How does the intended use of PPE determine its subsequent measurement?
The function of PPE is its use in the production or supply of goods or services, for rental to others, or for administrative purposes. The accounting treatment therefore focuses on allocating its cost over the periods during which revenue is recognised from its use. The desire to match depreciation expense with the benefits derived from PPE use leads to two possible measurement bases: cost and revaluation. Under the cost model, PPE is measured at cost less accumulated depreciation and accumulated impairment losses. Under the revaluation model, an item of PPE whose fair value can be measured reliably is carried at a revalued amount—its fair value at the date of revaluation less subsequent accumulated depreciation and accumulated impairment losses. Revaluations are not required to be performed every reporting period, and positive differences (i.e., increases in value) arising on revaluation are generally recognised in other comprehensive income and accumulated in a separate component of equity (revaluation surplus).
The rationale for the revaluation model is to enhance the relevance of information on the carrying amount of PPE and, at the same time, to recognise depreciation expenses that reflect current market prices. However, this model imposes a heavy reporting burden on entities, particularly given the increase in depreciation expenses recognised in subsequent periods when fair values rise.
What is the scope of IAS 16 and how does it interact with other standards?

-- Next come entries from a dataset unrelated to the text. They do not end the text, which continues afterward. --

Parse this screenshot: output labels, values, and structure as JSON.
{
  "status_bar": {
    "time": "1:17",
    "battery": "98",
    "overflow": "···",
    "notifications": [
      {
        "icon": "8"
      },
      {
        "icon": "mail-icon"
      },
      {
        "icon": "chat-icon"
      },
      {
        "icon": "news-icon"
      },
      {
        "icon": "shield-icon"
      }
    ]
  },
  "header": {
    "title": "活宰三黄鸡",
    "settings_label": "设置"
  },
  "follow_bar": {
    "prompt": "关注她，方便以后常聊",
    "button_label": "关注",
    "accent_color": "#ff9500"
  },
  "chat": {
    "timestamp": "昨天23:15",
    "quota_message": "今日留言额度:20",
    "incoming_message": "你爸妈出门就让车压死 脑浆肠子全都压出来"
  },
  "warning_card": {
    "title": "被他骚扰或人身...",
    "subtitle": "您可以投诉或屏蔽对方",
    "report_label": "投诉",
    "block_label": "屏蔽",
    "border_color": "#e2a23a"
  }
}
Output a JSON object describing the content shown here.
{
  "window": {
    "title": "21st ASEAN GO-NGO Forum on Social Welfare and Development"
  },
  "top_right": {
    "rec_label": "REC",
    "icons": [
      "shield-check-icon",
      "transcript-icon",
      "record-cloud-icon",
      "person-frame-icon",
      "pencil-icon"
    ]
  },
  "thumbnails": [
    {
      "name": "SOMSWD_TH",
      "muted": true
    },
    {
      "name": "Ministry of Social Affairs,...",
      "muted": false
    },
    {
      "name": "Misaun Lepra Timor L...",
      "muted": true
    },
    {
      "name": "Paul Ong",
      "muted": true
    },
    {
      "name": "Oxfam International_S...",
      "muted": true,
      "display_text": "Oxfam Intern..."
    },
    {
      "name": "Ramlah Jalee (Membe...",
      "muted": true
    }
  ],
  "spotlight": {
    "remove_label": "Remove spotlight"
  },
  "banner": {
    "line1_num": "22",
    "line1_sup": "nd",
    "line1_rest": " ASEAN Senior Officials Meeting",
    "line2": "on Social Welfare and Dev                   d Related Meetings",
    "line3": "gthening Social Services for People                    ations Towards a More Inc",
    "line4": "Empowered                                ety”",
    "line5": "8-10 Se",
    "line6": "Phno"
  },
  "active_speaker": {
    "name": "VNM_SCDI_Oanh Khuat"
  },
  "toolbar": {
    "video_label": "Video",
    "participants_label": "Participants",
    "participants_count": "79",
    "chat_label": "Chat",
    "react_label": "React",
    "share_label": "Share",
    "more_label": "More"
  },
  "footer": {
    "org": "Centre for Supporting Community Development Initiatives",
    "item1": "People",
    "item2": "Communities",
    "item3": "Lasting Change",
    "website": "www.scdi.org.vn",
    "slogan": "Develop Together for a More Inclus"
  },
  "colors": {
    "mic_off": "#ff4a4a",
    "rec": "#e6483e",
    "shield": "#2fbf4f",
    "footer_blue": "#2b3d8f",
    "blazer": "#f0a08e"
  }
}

IAS 16 is the primary standard addressing the accounting treatment of PPE. The Standard sets out the principles for recognition and initial measurement, subsequent measurement, derecognition of PPE, and disclosure requirements. It allows entities to choose an accounting policy for subsequent measurement: the cost model or the revaluation model, provided the same policy is applied to all assets within a class of PPE. However, it does not require the same policy to be applied across all classes of PPE.
Two other IFRS Accounting Standards are directly related to PPE:
- IAS 36, Impairment of Assets, which applies to the impairment of PPE and sets requirements for testing, recognising, and measuring impairment losses.
- IFRS 5, Non-current Assets Held for Sale and Discontinued Operations, which prescribes the accounting treatment when PPE is classified as held for sale.
In addition, when a reporting entity, in the ordinary course of business, sells items of PPE that were previously held for rental, those assets must be reclassified as inventory when they are no longer leased and are held for sale. From that point, they are accounted for under IAS 2, Inventories. A common example is found in leasing companies that purchase vehicles, lease them under operating leases, and later sell them.